Baroque music is a period or style of Western art music composed from approximately 1600 to 1750. This era followed the Renaissance music era, and was followed in turn by the Classical era. Baroque music forms a major portion of the «classical music» canon, and is now widely studied, performed, and listened to. Key composers of the Baroque era include Johann Sebastian Bach, Antonio Vivaldi, George Frideric Handel, Claudio Monteverdi, Domenico Scarlatti, Alessandro Scarlatti, Henry Purcell, Georg Philipp Telemann, Jean-Baptiste Lully, Jean-Philippe Rameau, Marc-Antoine Charpentier, Arcangelo Corelli, Tomaso Albinoni, François Couperin, Giuseppe Tartini, Heinrich Schütz, Giovanni Battista Pergolesi, Dieterich Buxtehude, and Johann Pachelbel.
The Baroque period saw the creation of common-practice tonality, an approach to writing music in which a song or piece is written in a particular key; this kind of arrangement has continued to be used in almost all Western popular music. During the Baroque era, professional musicians were expected to be accomplished improvisers of both solo melodic lines and accompaniment parts. Baroque concerts were typically accompanied by a basso continuo group (comprising chord-playing instrumentalists such as harpsichordists and lute players improvising chords from a figured bass part) while a group of bass instruments—viol, cello, double bass—played the bassline. A characteristic Baroque form was the dance suite. While the pieces in a dance suite were inspired by actual dance music, dance suites were designed purely for listening, not for accompanying dancers.

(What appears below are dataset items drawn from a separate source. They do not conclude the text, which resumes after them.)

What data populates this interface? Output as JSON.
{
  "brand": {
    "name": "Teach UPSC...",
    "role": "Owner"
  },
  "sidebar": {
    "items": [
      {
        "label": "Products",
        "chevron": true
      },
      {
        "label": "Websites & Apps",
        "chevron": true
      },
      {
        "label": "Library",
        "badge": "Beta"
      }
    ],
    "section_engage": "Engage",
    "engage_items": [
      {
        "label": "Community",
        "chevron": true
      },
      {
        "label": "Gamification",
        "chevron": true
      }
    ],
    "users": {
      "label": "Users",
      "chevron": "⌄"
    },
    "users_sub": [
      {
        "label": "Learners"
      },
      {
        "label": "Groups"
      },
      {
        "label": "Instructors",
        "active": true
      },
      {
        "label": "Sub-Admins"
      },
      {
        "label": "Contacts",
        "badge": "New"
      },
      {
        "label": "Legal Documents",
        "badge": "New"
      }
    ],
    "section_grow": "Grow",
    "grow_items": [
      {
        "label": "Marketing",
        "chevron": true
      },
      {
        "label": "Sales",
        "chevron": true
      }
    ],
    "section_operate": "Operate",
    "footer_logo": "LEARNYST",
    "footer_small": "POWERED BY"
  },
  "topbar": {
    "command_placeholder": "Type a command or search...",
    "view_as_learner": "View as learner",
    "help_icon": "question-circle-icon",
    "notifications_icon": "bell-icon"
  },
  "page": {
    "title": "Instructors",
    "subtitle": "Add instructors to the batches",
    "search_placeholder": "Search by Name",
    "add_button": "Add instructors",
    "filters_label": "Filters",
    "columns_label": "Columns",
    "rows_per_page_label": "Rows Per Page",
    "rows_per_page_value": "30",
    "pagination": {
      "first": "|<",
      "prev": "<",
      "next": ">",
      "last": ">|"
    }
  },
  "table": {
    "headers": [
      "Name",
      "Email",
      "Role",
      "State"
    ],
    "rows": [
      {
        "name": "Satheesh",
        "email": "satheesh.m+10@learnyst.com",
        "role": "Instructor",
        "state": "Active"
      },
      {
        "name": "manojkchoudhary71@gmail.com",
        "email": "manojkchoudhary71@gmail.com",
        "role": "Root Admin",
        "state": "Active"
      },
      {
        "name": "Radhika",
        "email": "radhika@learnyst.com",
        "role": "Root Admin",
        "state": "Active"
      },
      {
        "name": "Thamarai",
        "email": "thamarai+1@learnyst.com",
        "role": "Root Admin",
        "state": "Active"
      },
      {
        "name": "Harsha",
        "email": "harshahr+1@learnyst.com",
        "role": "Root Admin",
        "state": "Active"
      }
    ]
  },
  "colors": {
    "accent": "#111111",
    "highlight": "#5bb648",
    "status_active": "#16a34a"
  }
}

During the period, composers and performers used more elaborate musical ornamentation (typically improvised by performers), made changes in musical notation (the development of figured bass as a quick way to notate the chord progression of a song or piece), and developed new instrumental playing techniques. Baroque music expanded the size, range, and complexity of instrumental performance, and also established the mixed vocal/instrumental forms of opera, cantata and oratorio and the instrumental forms of the solo concerto and sonata as musical genres. Many musical terms and concepts from this era, such as toccata, fugue and concerto grosso are still in use in the 2010s. Dense, complex polyphonic music, in which multiple independent melody lines were performed simultaneously (a popular example of this is the fugue), was an important part of many Baroque choral and instrumental works.
The term «baroque» comes from the Portuguese word barroco, meaning «misshapen pearl». Negative connotations of the term first occurred in 1734, in a criticism of an opera by Jean-Philippe Rameau, and later (1750) in a description by Charles de Brosses of the ornate and heavily ornamented architecture of the Pamphili Palace in Rome; and from Jean Jacques Rousseau in 1768 in the Encyclopédie in his criticism of music that was overly complex and unnatural. Although the term continued to be applied to architecture and art criticism through the 19th century, it was not until the 20th century that the term «baroque» was adopted from Heinrich Wölfflins art-history vocabulary to designate a historical period in music.